Profiling your code is an important step to ensure there are no unexpected bottlenecks. When profiling the serial version of this code it was found that only a small proportion of the run time was spent solving the sparse linear system, with a large amount of time spent doing other operations outside of the solver. After further investigation, an 8x increase in performance was gained by changing the matrix storage type and thus removing this bottleneck. After making these improvements we benchmarked the different versions of the program, with the results displayed in Figure 2, showing that the GPU version performed twice as fast as the serial version.
Maintaining a single Makefile for the code was cumbersome, since there were a number of different options that had to be chosen at compile time and different rules were required for each machine, which resulted in frequent editing of the Makefile. To alleviate these issues the Makefile was replaced with the CMake build system generator, allowing the options to be selected using command line arguments to CMake. Other nice features of CMake include out-of-source builds, allowing multiple versions to be compiled at once, and the ability to automatically locate dependencies.
Continuous Integration (CI) testing was implemented using the Travis-CI service, which is easy to integrate with GitHub and free for open source projects. With CI, every time a commit is pushed to the repository, or a pull request created, the code is compiled and the tests are run. This means we find out immediately if a change has broken the code and works well when multiple developers are collaborating. A weekly test of the code on the NeSI Pan cluster was also implemented. This testing gives the researchers confidence that their simulations are behaving as expected.
Figure 1. Full 3D model of a cluster of parotid acinar cells.
Figure 2. Benchmark results showing the speedup obtained from the ViennaCL OpenMP (8 cores) and CUDA and MKL (8 cores) versions.
This code is typically used to perform parameter sweeps, which can involve large numbers of simulations. For example, varying 2 parameters, with each taking 5 values, for the 7 individual cells in the model, results in 175 simulations. To facilitate the submission of these types of jobs a runtime environment was created, where there is a single config file to be edited, defining the sweep, and a single Python script that launches the set of simulations. Another Python script can be used to generate graphs from the simulations, making it easy to visualise the results.
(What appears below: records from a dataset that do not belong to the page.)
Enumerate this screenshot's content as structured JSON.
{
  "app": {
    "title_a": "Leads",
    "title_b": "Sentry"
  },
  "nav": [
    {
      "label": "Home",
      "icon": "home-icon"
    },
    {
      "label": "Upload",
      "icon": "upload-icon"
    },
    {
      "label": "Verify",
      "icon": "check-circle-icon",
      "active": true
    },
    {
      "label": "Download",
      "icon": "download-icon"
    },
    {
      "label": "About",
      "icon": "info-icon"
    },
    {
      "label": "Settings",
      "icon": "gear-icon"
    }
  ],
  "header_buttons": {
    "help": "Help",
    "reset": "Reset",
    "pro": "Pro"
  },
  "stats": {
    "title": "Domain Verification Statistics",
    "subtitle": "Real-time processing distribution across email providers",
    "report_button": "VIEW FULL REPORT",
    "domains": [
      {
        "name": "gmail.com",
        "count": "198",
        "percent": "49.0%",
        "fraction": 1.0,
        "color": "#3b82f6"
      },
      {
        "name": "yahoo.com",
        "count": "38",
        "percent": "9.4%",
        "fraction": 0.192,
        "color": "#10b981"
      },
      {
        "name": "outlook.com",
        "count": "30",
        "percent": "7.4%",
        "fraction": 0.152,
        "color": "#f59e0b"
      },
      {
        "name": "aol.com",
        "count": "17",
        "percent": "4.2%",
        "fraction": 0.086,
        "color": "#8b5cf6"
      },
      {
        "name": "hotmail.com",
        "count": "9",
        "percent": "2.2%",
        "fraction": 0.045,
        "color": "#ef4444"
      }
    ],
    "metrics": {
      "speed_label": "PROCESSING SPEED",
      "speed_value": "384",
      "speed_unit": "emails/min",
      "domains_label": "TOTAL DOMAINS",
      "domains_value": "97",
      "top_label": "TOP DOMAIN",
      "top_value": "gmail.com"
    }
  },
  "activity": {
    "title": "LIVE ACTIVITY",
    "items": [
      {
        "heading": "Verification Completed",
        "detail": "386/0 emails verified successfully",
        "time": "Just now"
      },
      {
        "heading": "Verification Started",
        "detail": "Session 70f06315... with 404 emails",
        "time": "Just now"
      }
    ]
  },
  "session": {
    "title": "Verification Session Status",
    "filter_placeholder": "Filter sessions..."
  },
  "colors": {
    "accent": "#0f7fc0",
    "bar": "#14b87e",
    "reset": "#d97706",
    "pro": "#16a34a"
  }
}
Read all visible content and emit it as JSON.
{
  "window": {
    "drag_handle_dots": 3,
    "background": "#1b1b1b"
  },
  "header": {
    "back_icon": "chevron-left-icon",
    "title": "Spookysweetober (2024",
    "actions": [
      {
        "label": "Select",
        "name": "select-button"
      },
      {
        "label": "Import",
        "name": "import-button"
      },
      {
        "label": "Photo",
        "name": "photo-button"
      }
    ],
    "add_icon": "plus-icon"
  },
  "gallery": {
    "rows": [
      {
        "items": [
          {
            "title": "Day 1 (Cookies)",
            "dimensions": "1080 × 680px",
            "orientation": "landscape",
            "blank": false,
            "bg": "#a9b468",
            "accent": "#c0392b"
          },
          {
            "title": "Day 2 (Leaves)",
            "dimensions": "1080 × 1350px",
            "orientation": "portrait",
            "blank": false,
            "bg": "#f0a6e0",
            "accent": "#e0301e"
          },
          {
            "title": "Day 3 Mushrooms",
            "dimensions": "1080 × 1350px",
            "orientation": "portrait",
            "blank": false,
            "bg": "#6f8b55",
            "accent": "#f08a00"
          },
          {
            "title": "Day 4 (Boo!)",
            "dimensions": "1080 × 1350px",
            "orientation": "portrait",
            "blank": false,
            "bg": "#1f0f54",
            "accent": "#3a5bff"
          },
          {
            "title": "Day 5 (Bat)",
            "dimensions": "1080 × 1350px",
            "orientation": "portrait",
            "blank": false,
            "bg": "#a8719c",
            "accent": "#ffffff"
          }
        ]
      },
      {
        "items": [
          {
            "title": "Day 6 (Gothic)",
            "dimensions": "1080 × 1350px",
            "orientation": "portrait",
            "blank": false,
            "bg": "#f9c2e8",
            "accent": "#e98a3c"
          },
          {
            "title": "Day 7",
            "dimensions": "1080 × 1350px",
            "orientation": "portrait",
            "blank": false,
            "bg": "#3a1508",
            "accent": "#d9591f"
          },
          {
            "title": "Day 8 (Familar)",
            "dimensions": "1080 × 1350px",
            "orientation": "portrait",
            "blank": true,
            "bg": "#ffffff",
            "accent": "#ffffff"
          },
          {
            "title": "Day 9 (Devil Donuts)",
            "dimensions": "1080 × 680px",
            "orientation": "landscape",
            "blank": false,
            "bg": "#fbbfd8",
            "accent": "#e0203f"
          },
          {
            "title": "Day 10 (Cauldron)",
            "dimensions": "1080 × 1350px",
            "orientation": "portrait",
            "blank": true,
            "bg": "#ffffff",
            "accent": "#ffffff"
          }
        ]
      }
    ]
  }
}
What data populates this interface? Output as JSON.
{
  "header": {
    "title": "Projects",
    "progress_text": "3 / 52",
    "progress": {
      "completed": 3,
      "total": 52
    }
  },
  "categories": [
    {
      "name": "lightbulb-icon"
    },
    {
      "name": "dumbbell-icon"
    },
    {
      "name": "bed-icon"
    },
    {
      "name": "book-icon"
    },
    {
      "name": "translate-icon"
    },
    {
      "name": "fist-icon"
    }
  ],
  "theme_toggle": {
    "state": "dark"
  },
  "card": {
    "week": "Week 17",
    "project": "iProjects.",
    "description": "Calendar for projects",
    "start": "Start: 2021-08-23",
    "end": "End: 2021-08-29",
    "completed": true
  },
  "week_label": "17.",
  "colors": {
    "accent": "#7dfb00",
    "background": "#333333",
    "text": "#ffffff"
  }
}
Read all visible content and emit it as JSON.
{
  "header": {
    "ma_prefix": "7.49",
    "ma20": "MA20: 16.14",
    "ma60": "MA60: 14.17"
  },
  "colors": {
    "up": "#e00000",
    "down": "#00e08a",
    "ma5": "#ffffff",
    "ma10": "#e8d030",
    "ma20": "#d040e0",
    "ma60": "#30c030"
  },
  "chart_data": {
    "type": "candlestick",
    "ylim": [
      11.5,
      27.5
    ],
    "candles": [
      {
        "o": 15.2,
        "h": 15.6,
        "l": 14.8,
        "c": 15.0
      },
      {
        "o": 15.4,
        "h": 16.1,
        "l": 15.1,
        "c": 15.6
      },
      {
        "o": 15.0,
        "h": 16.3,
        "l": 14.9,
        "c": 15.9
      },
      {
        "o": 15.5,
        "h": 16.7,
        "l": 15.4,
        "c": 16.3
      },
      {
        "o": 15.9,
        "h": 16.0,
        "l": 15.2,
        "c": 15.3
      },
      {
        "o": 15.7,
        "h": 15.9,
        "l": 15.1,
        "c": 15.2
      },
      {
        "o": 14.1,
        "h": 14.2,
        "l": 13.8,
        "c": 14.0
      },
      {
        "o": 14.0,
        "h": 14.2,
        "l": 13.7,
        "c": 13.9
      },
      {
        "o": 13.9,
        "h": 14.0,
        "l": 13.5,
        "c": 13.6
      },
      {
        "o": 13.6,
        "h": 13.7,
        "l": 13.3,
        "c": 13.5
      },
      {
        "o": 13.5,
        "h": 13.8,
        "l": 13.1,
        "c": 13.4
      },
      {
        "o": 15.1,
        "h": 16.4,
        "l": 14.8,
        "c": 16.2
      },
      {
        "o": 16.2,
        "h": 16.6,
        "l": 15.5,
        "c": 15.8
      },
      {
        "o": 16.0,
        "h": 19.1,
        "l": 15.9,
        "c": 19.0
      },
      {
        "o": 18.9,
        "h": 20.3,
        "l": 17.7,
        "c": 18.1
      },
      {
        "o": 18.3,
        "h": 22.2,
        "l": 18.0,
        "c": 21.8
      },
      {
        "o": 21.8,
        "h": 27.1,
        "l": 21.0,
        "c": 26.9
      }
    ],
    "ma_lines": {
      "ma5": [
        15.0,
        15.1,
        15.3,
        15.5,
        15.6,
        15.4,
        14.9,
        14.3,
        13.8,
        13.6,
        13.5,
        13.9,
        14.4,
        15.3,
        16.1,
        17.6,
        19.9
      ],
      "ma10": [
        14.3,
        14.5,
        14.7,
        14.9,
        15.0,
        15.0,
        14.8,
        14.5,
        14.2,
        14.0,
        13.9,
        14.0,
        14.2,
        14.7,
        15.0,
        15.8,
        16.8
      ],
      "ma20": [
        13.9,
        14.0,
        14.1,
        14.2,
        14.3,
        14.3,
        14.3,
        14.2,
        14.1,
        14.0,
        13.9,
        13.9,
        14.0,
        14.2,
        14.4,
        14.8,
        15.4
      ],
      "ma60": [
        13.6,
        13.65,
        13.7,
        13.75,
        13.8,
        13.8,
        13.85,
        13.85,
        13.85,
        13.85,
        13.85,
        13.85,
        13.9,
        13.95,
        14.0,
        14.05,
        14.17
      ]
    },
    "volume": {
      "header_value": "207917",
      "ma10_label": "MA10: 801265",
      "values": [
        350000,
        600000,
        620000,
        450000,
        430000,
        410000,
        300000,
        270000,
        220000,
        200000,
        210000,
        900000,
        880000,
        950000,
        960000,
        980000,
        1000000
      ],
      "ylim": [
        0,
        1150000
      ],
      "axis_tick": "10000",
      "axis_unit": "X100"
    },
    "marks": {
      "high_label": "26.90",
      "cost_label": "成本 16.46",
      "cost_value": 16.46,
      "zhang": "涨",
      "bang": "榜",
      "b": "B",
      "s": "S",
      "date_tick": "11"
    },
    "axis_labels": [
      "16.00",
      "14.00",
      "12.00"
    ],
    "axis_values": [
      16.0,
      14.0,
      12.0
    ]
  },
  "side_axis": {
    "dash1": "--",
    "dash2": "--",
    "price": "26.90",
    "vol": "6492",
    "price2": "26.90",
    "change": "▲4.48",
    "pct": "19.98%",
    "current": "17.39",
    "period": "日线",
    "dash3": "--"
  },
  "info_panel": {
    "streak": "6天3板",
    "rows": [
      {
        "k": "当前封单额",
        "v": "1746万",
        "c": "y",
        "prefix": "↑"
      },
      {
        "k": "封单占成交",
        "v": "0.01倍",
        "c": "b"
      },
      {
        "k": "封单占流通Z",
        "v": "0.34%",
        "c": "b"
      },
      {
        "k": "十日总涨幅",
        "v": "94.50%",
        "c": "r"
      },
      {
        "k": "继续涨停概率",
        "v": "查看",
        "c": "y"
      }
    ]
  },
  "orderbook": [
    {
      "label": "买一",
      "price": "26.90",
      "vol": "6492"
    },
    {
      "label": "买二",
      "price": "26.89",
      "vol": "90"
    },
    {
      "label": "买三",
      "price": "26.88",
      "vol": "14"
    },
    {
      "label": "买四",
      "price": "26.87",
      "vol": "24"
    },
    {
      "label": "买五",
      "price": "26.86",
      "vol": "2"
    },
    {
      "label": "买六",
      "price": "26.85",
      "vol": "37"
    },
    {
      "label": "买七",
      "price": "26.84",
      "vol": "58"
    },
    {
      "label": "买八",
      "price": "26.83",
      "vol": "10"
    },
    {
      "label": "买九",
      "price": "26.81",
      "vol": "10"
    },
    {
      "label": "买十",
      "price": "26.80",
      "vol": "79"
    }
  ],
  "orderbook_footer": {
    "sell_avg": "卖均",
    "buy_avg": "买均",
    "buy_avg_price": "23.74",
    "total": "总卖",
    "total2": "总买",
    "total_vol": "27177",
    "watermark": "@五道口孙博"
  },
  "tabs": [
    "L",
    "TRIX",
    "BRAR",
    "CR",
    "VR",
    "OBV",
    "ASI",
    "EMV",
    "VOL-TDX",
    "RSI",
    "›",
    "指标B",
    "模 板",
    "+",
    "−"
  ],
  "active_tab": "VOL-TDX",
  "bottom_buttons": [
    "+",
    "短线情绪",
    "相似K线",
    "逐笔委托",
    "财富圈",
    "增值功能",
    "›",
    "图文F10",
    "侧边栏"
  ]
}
As a result of this project the researcher’s simulations are now running faster, it is easier for the researchers to submit and analyse large parameter sweeps and robust software development practices are being utilised, giving the researchers confidence in their results and making future development easier. Recent results from this work (see DOI:10.1016/j.jtbi.2016.04.030) have investigated calcium dynamics in individual cells. The next stages of the project are to incorporate fluid flow within the model and also to couple individual cells together to model the full cluster of parotid acinar cells.